Jin F, Robeson M, Zhou H, Hisoire G, Ramanathan S
Department of Clinical Pharmacology, Gilead Sciences, Inc., 333 Lakeside Drive, Foster City, CA, 94404, USA.
Department of Clinical Research, Gilead Sciences, Inc., Seattle, WA, USA.
Cancer Chemother Pharmacol. 2015 Dec;76(6):1133-41. doi: 10.1007/s00280-015-2898-1. Epub 2015 Nov 2.
Idelalisib is a novel, potent inhibitor of phosphatidylinositol 3-kinase delta (PI3Kδ), which is prominently expressed in cells of hematopoietic origin. Renal excretion plays a minor role in elimination of idelalisib in humans (~15 % of the dose is excreted in urine). This study evaluated the pharmacokinetics (PK) and safety of idelalisib and GS-563117 (its inactive primary metabolite) in subjects with severe renal impairment and healthy subjects.
Subjects with severe renal impairment were matched in age, sex, and body mass index with healthy subjects who had normal renal function. Each subject received a single oral dose of idelalisib at 150 mg, and safety assessments and PK analyses were performed.
Compared with healthy subjects, the geometric least-squares mean ratio of area under the concentration-time curve from zero to last PK observation (AUC(last)), area under the concentration-time curve from zero to infinity (AUC(inf)), and maximum observed plasma concentration (C(max)) were 127, 127, and 105 % for idelalisib and 124, 124, and 96 % for GS-563117, respectively, in subjects with severe renal impairment.
There were no clinically relevant changes of idelalisib or GS-563117 PK in subjects with severe renal impairment versus matched healthy controls. No relevant relationships were identified between idelalisib or GS-563117 exposures and baseline creatinine clearance. Idelalisib dosing was generally well tolerated with most treatment-emergent adverse events and laboratory abnormalities assessed as grade 1 or 2 in severity.

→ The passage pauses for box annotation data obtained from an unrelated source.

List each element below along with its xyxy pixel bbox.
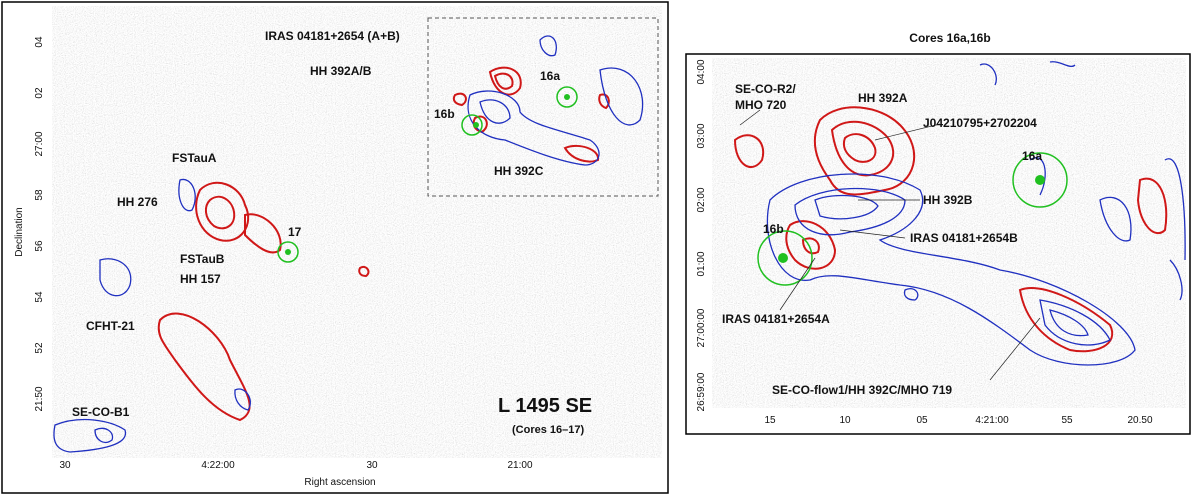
label: HH 157 — [180, 272, 221, 286]
left-image — [51, 5, 663, 459]
x-ticks: 30 4:22:00 30 21:00 — [59, 460, 533, 471]
y-ticks: 04:00 03:00 02:00 01:00 27:00:00 26:59:00 — [696, 59, 707, 411]
label: 16b — [763, 222, 784, 236]
y-ticks: 04 02 27:00 58 56 54 52 21:50 — [34, 36, 45, 412]
label: HH 392B — [923, 193, 973, 207]
x-tick-label: 4:21:00 — [975, 415, 1009, 426]
cores — [757, 152, 1068, 286]
y-tick-label: 58 — [34, 189, 45, 201]
y-tick-label: 52 — [34, 342, 45, 354]
y-tick-label: 04 — [34, 36, 45, 48]
label: HH 276 — [117, 195, 158, 209]
label: HH 392A — [858, 91, 908, 105]
label: FSTauA — [172, 151, 217, 165]
label: CFHT-21 — [86, 319, 135, 333]
label: 16a — [1022, 149, 1042, 163]
label: SE-CO-flow1/HH 392C/MHO 719 — [772, 383, 952, 397]
y-tick-label: 02:00 — [696, 187, 707, 212]
x-tick-label: 30 — [59, 460, 71, 471]
panel-title: Cores 16a,16b — [909, 31, 990, 45]
label: FSTauB — [180, 252, 225, 266]
x-tick-label: 05 — [916, 415, 928, 426]
x-tick-label: 30 — [366, 460, 378, 471]
cores — [277, 86, 578, 263]
x-ticks: 15 10 05 4:21:00 55 20.50 — [764, 415, 1153, 426]
panel-title: L 1495 SE — [498, 395, 592, 417]
label: IRAS 04181+2654 (A+B) — [265, 29, 400, 43]
panel-subtitle: (Cores 16–17) — [512, 424, 584, 436]
label: J04210795+2702204 — [923, 116, 1037, 130]
y-tick-label: 01:00 — [696, 251, 707, 276]
blue-contours — [766, 61, 1186, 366]
left-panel: IRAS 04181+2654 (A+B) HH 392A/B 16a 16b … — [1, 1, 669, 494]
y-tick-label: 56 — [34, 240, 45, 252]
label: HH 392A/B — [310, 64, 372, 78]
label: 16a — [540, 69, 560, 83]
red-contours — [733, 106, 1168, 353]
y-tick-label: 54 — [34, 291, 45, 303]
y-tick-label: 03:00 — [696, 123, 707, 148]
y-axis-label: Declination — [14, 207, 25, 256]
x-tick-label: 21:00 — [507, 460, 532, 471]
y-tick-label: 26:59:00 — [696, 372, 707, 411]
label: HH 392C — [494, 164, 544, 178]
zoom-box — [427, 17, 659, 197]
label: SE-CO-B1 — [72, 405, 130, 419]
red-contours — [157, 66, 610, 422]
x-tick-label: 15 — [764, 415, 776, 426]
blue-contours — [53, 35, 644, 453]
y-tick-label: 21:50 — [34, 386, 45, 411]
label: SE-CO-R2/ — [735, 82, 796, 96]
label: 17 — [288, 225, 302, 239]
label: MHO 720 — [735, 98, 787, 112]
label: IRAS 04181+2654B — [910, 231, 1018, 245]
x-tick-label: 20.50 — [1127, 415, 1152, 426]
y-tick-label: 27:00:00 — [696, 308, 707, 347]
right-panel: Cores 16a,16b SE-CO-R2/ MHO 720 HH 392A … — [685, 31, 1191, 435]
y-tick-label: 02 — [34, 87, 45, 99]
leader-lines — [739, 109, 1041, 381]
x-tick-label: 4:22:00 — [201, 460, 235, 471]
label: IRAS 04181+2654A — [722, 312, 830, 326]
right-image — [712, 58, 1186, 408]
x-tick-label: 55 — [1061, 415, 1073, 426]
y-tick-label: 04:00 — [696, 59, 707, 84]
label: 16b — [434, 107, 455, 121]
x-axis-label: Right ascension — [304, 477, 375, 488]
x-tick-label: 10 — [839, 415, 851, 426]
y-tick-label: 27:00 — [34, 131, 45, 156]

Accordingly, dose adjustments for idelalisib are not necessary in subjects with mild, moderate, or severe renal impairment.

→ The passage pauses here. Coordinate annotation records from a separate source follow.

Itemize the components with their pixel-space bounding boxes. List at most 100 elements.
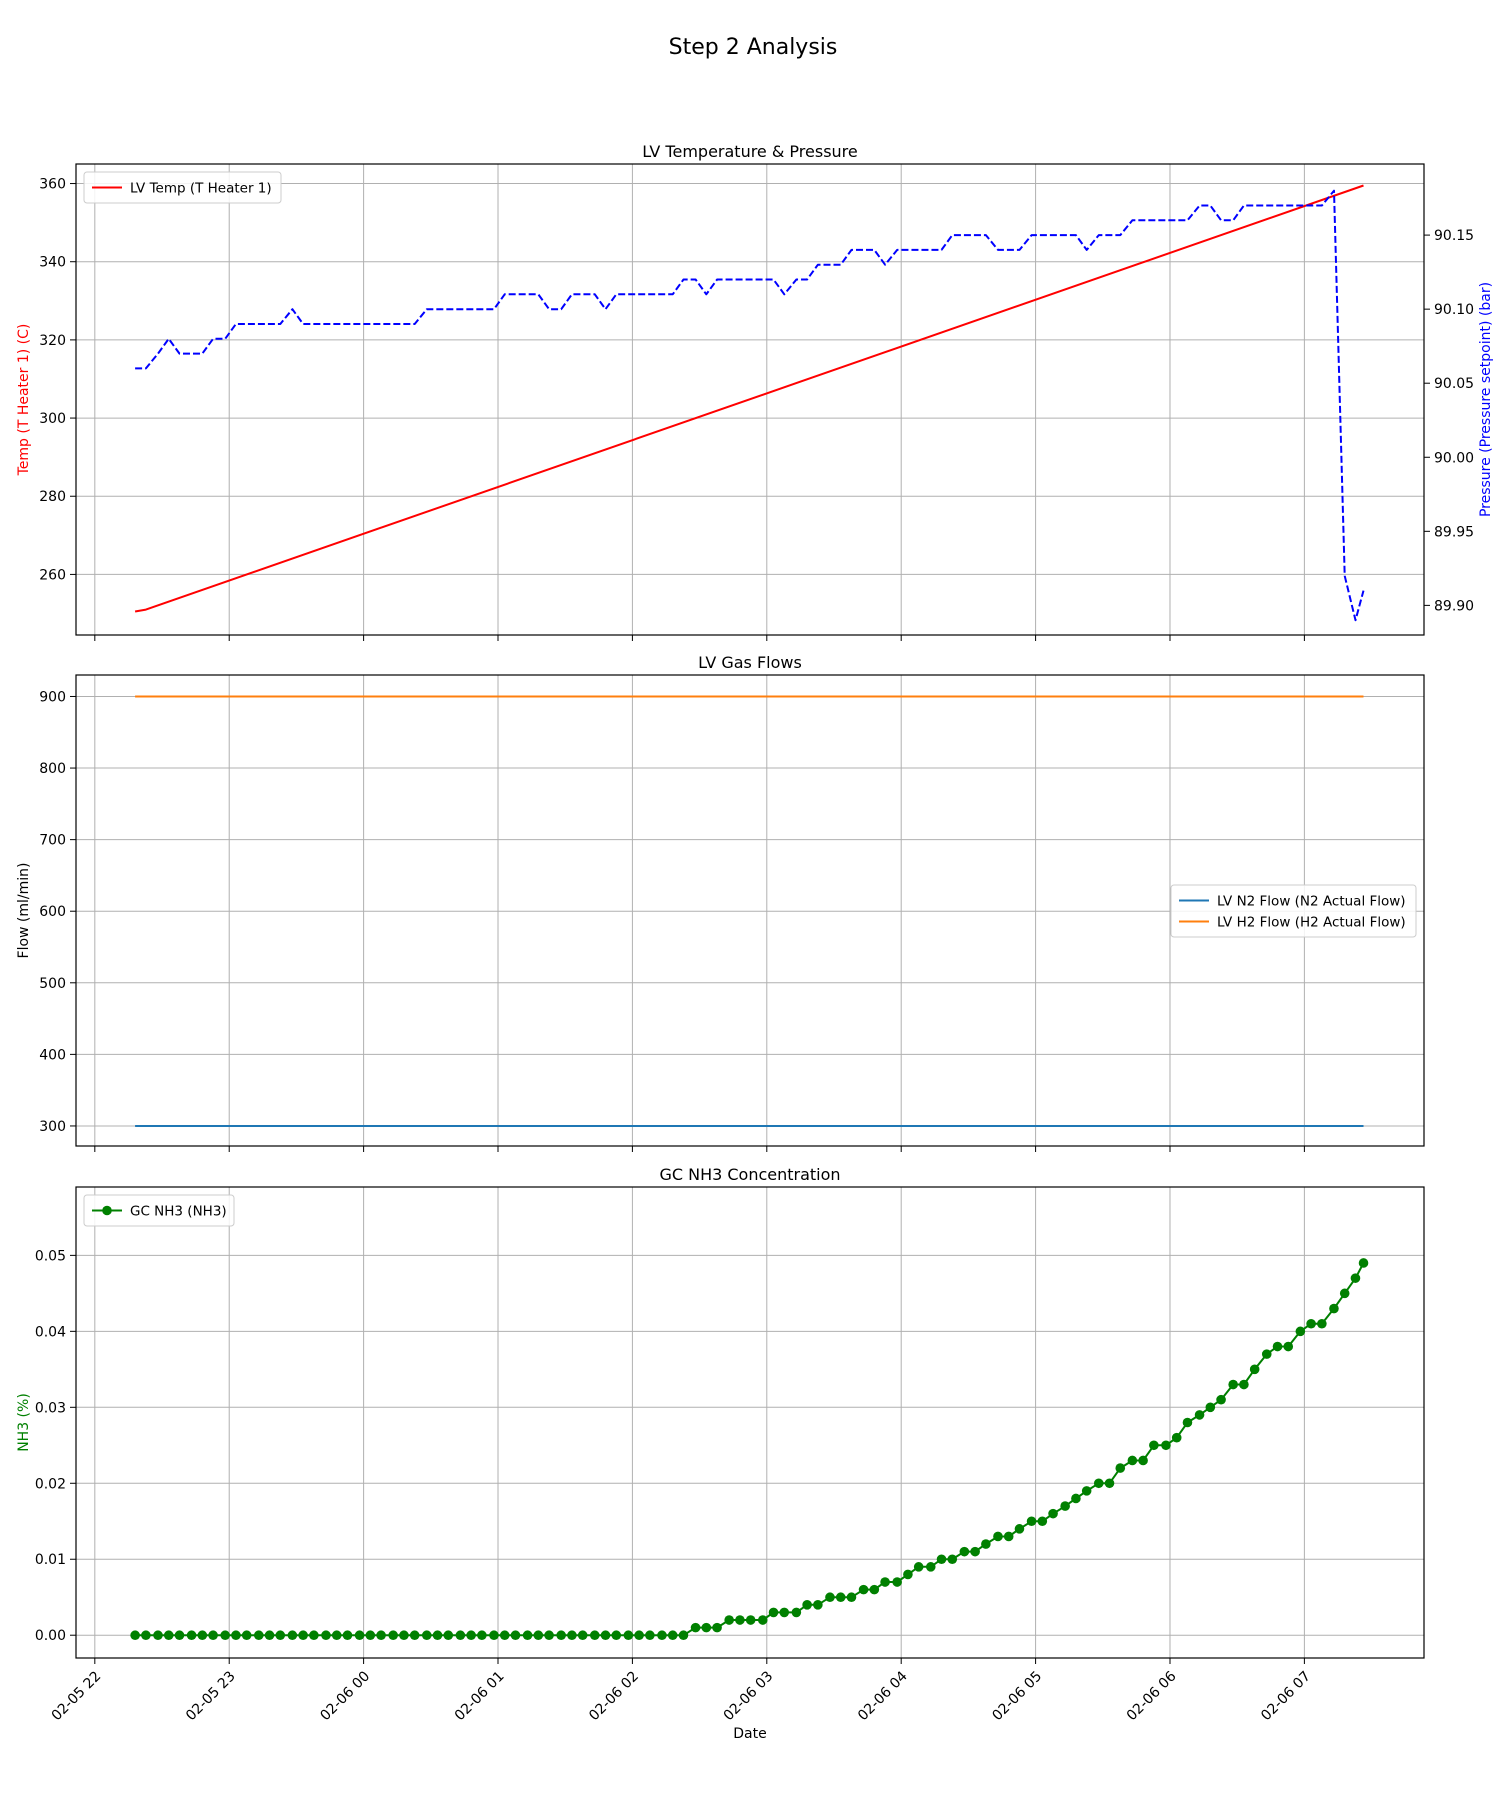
data-point xyxy=(735,1615,745,1625)
data-point xyxy=(1093,1478,1104,1489)
data-point xyxy=(1295,1326,1306,1337)
y2-tick-label: 90.05 xyxy=(1434,376,1474,392)
data-point xyxy=(275,1630,286,1641)
data-point xyxy=(925,1562,936,1572)
y2-tick-label: 89.90 xyxy=(1434,598,1474,614)
data-point xyxy=(533,1630,544,1641)
data-point xyxy=(1161,1440,1171,1451)
data-point xyxy=(1014,1524,1025,1534)
data-point xyxy=(1350,1273,1361,1283)
data-point xyxy=(421,1630,432,1641)
data-point xyxy=(477,1630,487,1641)
data-point xyxy=(1261,1349,1272,1359)
y-tick-label: 320 xyxy=(39,333,66,349)
y-tick-label: 900 xyxy=(39,689,66,705)
data-point xyxy=(409,1630,420,1641)
data-point xyxy=(981,1539,991,1549)
legend-label: GC NH3 (NH3) xyxy=(130,1204,227,1220)
data-point xyxy=(712,1622,722,1633)
y-tick-label: 0.00 xyxy=(35,1628,66,1644)
data-point xyxy=(1026,1516,1037,1527)
data-point xyxy=(241,1630,252,1641)
data-point xyxy=(354,1630,365,1641)
data-point xyxy=(1329,1303,1339,1314)
y2-tick-label: 90.10 xyxy=(1434,302,1474,318)
y2-tick-label: 90.15 xyxy=(1434,228,1474,244)
data-point xyxy=(913,1562,924,1572)
data-point xyxy=(388,1630,398,1641)
data-point xyxy=(1115,1463,1126,1473)
y-tick-label: 340 xyxy=(39,255,66,271)
data-point xyxy=(399,1630,409,1641)
data-point xyxy=(577,1630,588,1641)
data-point xyxy=(970,1546,980,1557)
series-line-lv-temp-t-heater-1 xyxy=(134,184,1364,613)
data-point xyxy=(858,1584,869,1595)
data-point xyxy=(835,1592,846,1603)
data-point xyxy=(1228,1379,1238,1390)
data-point xyxy=(208,1630,218,1641)
data-point xyxy=(1317,1318,1327,1329)
y-tick-label: 0.05 xyxy=(35,1248,66,1264)
data-point xyxy=(1037,1516,1048,1527)
y-tick-label: 400 xyxy=(39,1047,66,1063)
data-point xyxy=(197,1630,208,1641)
data-point xyxy=(757,1615,768,1625)
data-point xyxy=(376,1630,386,1641)
panel-title: LV Gas Flows xyxy=(698,653,802,672)
data-point xyxy=(1138,1455,1148,1466)
data-point xyxy=(589,1630,600,1641)
data-point xyxy=(443,1630,454,1641)
data-point xyxy=(331,1630,342,1641)
data-point xyxy=(892,1577,902,1587)
data-point xyxy=(510,1630,521,1641)
y-tick-label: 700 xyxy=(39,833,66,849)
data-point xyxy=(1081,1486,1092,1496)
data-point xyxy=(779,1607,790,1618)
data-point xyxy=(298,1630,308,1641)
data-point xyxy=(1249,1364,1260,1375)
data-point xyxy=(455,1630,466,1641)
legend: GC NH3 (NH3) xyxy=(83,1194,235,1227)
data-point xyxy=(701,1622,712,1633)
y-axis-label: Flow (ml/min) xyxy=(16,863,32,959)
y-tick-label: 260 xyxy=(39,567,66,583)
y-tick-label: 500 xyxy=(39,976,66,992)
axes-frame xyxy=(75,674,1425,1147)
data-point xyxy=(153,1630,163,1641)
data-point xyxy=(567,1630,577,1641)
data-point xyxy=(768,1607,779,1618)
y-tick-label: 0.04 xyxy=(35,1324,66,1340)
data-point xyxy=(657,1630,667,1641)
data-point xyxy=(1003,1531,1014,1542)
y-tick-label: 600 xyxy=(39,904,66,920)
data-point xyxy=(1127,1455,1138,1466)
data-point xyxy=(1149,1440,1159,1451)
data-point xyxy=(1071,1493,1081,1504)
y-axis-label: NH3 (%) xyxy=(16,1393,32,1452)
data-point xyxy=(846,1592,857,1603)
data-point xyxy=(724,1615,734,1625)
data-point xyxy=(1205,1402,1216,1413)
grid xyxy=(76,1187,1424,1658)
data-point xyxy=(1104,1478,1115,1489)
data-point xyxy=(544,1630,554,1641)
data-point xyxy=(432,1630,443,1641)
data-point xyxy=(645,1630,655,1641)
data-point xyxy=(947,1554,958,1565)
data-point xyxy=(690,1622,701,1633)
data-point xyxy=(903,1569,913,1580)
data-point xyxy=(1306,1318,1316,1329)
legend-box xyxy=(1170,884,1417,938)
data-point xyxy=(1060,1501,1070,1511)
panel-title: LV Temperature & Pressure xyxy=(642,142,858,161)
data-point xyxy=(1358,1258,1369,1268)
data-point xyxy=(1194,1410,1205,1420)
data-point xyxy=(253,1630,264,1641)
data-point xyxy=(813,1600,823,1610)
data-point xyxy=(611,1630,622,1641)
legend-label: LV Temp (T Heater 1) xyxy=(130,181,272,197)
axes-frame xyxy=(75,1186,1425,1659)
data-point xyxy=(993,1531,1003,1542)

idelalisib是一种新型、强效的磷脂酰肌醇3激酶δ(PI3Kδ)抑制剂,在造血来源的细胞中显著表达。肾脏排泄在idelalisib的人体消除过程中作用较小(约15%的剂量经尿液排泄)。本研究评估了idelalisib及其无活性主要代谢产物GS-563117在严重肾功能损害受试者和健康受试者中的药代动力学(PK)及安全性。
将严重肾功能损害受试者与肾功能正常的健康受试者按年龄、性别和体重指数进行匹配。每位受试者口服150mg单剂量的idelalisib,并进行安全性评估和PK分析。
与健康受试者相比,严重肾功能损害受试者中,idelalisib从零至最后一次PK观察的浓度-时间曲线下面积(AUC(last))、从零至无穷大的浓度-时间曲线下面积(AUC(inf))以及最大观察血浆浓度(C(max))的几何最小二乘均值比分别为127%、127%和105%,GS-563117的相应比值分别为124%、124%和96%。
与匹配的健康对照相比,严重肾功能损害受试者中idelalisib或GS-563117的PK无临床相关变化。未发现idelalisib或GS-563117的暴露量与基线肌酐清除率之间存在相关关系。idelalisib给药一般耐受性良好,大多数治疗中出现的不良事件和实验室异常的严重程度评估为1级或2级。因此,轻度、中度或重度肾功能损害受试者无需调整idelalisib剂量。